NDC 0006-4943-00 — a box of 10 single-dose vials, color coded with a purple cap and stripe on the vial labels and cartons.

NDC 0006-4837-03 — a box of 10 single-dose, pre-filled Luer-Lok™ syringes with tip caps, color coded with a violet plunger rod and purple stripe on the syringe labels and cartons.


Storage And Handling



Storage and Handling

  • Store at 2-8°C (36-46°F).
  • All vaccine must be discarded after the expiration date.
  • The vial stoppers, syringe plunger stopper and syringe tip cap are not made with natural rubber latex.


17 Patient Counseling Information



Advise the patient to read the FDA-approved patient labeling (Patient Information).

  • Inform the patient, parent or guardian of the benefits and risks associated with vaccination.
  • Tell the patient, parent or guardian that vaccination with PNEUMOVAX 23 may not offer 100% protection from pneumococcal infection.
  • Provide the patient, parent or guardian with the vaccine information statements required by the National Childhood Vaccine Injury Act of 1986, with each immunization.
  • Instruct the patient, parent or guardian to report any serious adverse reactions to their health care provider who in turn should report such events to the vaccine manufacturer or the U.S. Department of Health and Human Services through the Vaccine Adverse Event Reporting System (VAERS), 1-800-822-7967, or report online at www.vaers.hhs.gov.

Principal Display Panel - 5 Dose Vial Carton



NDC 0006-4739-00

One 5-Dose Vial
(0.5 mL/dose)

Pneumococcal
Vaccine
Polyvalent
PNEUMOVAX® 23

Do not use in children less
than 2 years of age.

Each 0.5-mL dose contains
25 mcg of polysaccharide from
each pneumococcal capsular type.

Contains phenol 0.25% added
as preservative.

FOR SYRINGE USE ONLY

Rx only


Principal Display Panel - 10 Dose Vial Carton



NDC 0006-4943-00
10 Single-Dose 0.5-mL Vials

Pneumococcal Vaccine Polyvalent
PNEUMOVAX®23

Do not use in children less than 2 years of age.

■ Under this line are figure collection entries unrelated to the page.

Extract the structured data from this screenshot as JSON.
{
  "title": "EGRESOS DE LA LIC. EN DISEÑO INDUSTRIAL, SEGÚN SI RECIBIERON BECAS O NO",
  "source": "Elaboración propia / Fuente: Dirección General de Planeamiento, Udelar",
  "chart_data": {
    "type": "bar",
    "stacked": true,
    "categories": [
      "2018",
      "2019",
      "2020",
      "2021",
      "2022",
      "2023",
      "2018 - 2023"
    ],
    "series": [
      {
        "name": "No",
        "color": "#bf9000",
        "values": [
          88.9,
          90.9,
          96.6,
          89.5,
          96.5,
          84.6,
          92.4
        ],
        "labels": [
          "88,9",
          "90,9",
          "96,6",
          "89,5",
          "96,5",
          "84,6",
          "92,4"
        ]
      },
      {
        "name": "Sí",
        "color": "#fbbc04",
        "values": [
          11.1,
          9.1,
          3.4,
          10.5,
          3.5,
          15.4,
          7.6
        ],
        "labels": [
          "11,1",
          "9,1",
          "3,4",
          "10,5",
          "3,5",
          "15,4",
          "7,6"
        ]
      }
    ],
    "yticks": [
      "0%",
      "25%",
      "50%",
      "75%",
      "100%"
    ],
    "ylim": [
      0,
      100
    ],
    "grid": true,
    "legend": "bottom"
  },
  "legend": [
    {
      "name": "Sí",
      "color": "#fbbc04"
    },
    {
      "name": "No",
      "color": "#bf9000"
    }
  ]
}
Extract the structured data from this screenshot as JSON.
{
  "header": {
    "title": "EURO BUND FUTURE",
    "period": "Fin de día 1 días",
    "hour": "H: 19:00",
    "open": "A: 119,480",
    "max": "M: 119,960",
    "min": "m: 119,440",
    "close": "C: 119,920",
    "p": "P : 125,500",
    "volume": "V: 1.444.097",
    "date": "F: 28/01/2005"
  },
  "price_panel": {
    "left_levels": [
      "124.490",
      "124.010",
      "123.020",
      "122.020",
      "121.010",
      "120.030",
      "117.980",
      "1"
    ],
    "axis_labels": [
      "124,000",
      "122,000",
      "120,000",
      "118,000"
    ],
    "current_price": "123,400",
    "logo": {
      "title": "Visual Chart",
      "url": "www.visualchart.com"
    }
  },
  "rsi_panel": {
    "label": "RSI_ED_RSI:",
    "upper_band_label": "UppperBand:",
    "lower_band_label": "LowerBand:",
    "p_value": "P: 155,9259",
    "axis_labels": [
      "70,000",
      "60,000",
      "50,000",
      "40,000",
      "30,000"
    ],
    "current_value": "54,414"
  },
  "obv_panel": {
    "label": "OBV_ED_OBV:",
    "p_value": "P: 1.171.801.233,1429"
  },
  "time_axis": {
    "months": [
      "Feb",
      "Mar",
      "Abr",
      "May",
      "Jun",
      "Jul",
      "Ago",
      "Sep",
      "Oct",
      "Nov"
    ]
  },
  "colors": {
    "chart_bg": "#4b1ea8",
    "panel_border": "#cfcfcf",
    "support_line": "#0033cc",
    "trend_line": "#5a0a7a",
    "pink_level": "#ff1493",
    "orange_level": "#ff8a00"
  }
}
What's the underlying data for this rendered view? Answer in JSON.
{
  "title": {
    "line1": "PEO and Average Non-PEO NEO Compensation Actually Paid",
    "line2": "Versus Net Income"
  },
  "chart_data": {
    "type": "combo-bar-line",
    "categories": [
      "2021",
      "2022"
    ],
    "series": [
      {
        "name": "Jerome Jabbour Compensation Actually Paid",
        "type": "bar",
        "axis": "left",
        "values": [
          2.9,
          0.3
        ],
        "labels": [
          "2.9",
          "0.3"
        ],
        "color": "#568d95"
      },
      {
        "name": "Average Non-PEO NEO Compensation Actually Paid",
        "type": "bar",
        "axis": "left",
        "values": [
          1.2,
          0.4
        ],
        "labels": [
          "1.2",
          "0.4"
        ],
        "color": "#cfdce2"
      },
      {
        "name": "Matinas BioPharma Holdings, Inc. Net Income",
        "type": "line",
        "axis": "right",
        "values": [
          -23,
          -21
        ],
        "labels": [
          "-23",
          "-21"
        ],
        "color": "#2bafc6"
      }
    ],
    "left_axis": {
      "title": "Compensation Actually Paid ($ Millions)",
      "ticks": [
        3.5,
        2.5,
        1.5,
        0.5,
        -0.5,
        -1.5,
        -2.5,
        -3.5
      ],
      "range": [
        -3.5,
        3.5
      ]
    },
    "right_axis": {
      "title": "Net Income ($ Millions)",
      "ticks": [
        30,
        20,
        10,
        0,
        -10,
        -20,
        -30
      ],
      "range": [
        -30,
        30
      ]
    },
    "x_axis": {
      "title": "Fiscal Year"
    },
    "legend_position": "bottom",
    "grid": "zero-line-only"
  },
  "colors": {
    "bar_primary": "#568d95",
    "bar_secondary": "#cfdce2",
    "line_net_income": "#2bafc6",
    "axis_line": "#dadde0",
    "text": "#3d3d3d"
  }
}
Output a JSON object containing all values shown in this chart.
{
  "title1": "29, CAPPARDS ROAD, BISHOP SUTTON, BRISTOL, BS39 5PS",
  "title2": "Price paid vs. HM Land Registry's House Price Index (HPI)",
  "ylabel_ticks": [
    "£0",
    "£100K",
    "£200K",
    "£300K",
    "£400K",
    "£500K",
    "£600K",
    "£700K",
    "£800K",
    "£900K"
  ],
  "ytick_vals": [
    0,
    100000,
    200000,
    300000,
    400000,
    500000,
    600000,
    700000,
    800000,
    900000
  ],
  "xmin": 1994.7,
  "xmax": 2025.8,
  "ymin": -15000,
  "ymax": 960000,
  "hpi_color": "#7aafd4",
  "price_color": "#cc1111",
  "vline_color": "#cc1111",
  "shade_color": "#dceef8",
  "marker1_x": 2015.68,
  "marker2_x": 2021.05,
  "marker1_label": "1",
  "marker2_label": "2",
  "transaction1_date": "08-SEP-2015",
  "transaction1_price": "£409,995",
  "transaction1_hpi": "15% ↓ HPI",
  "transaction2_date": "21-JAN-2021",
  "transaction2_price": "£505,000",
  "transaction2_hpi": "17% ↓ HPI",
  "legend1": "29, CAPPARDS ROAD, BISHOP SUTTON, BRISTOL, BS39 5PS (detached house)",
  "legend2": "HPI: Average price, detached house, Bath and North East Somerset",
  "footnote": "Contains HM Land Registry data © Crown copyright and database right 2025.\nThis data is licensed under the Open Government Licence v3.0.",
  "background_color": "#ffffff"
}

Each 0.5-mL dose contains 25 mcg of polysaccharide from each pneumococcal capsular type.
Contains phenol 0.25% added as preservative.

Rx only
FOR SYRINGE USE ONLY


Principal Display Panel - 0.5-Ml Syringes Carton



NDC 0006-4837-03

10 Single-dose 0.5-mL Syringes

Pneumococcal
Vaccine Polyvalent
PNEUMOVAX®23

Do not use in children less than 2 years of age.
Each prefilled syringe contains 25 mcg of polysaccharide
from each pneumococcal capsular type.
Contains phenol 0.25% added as preservative.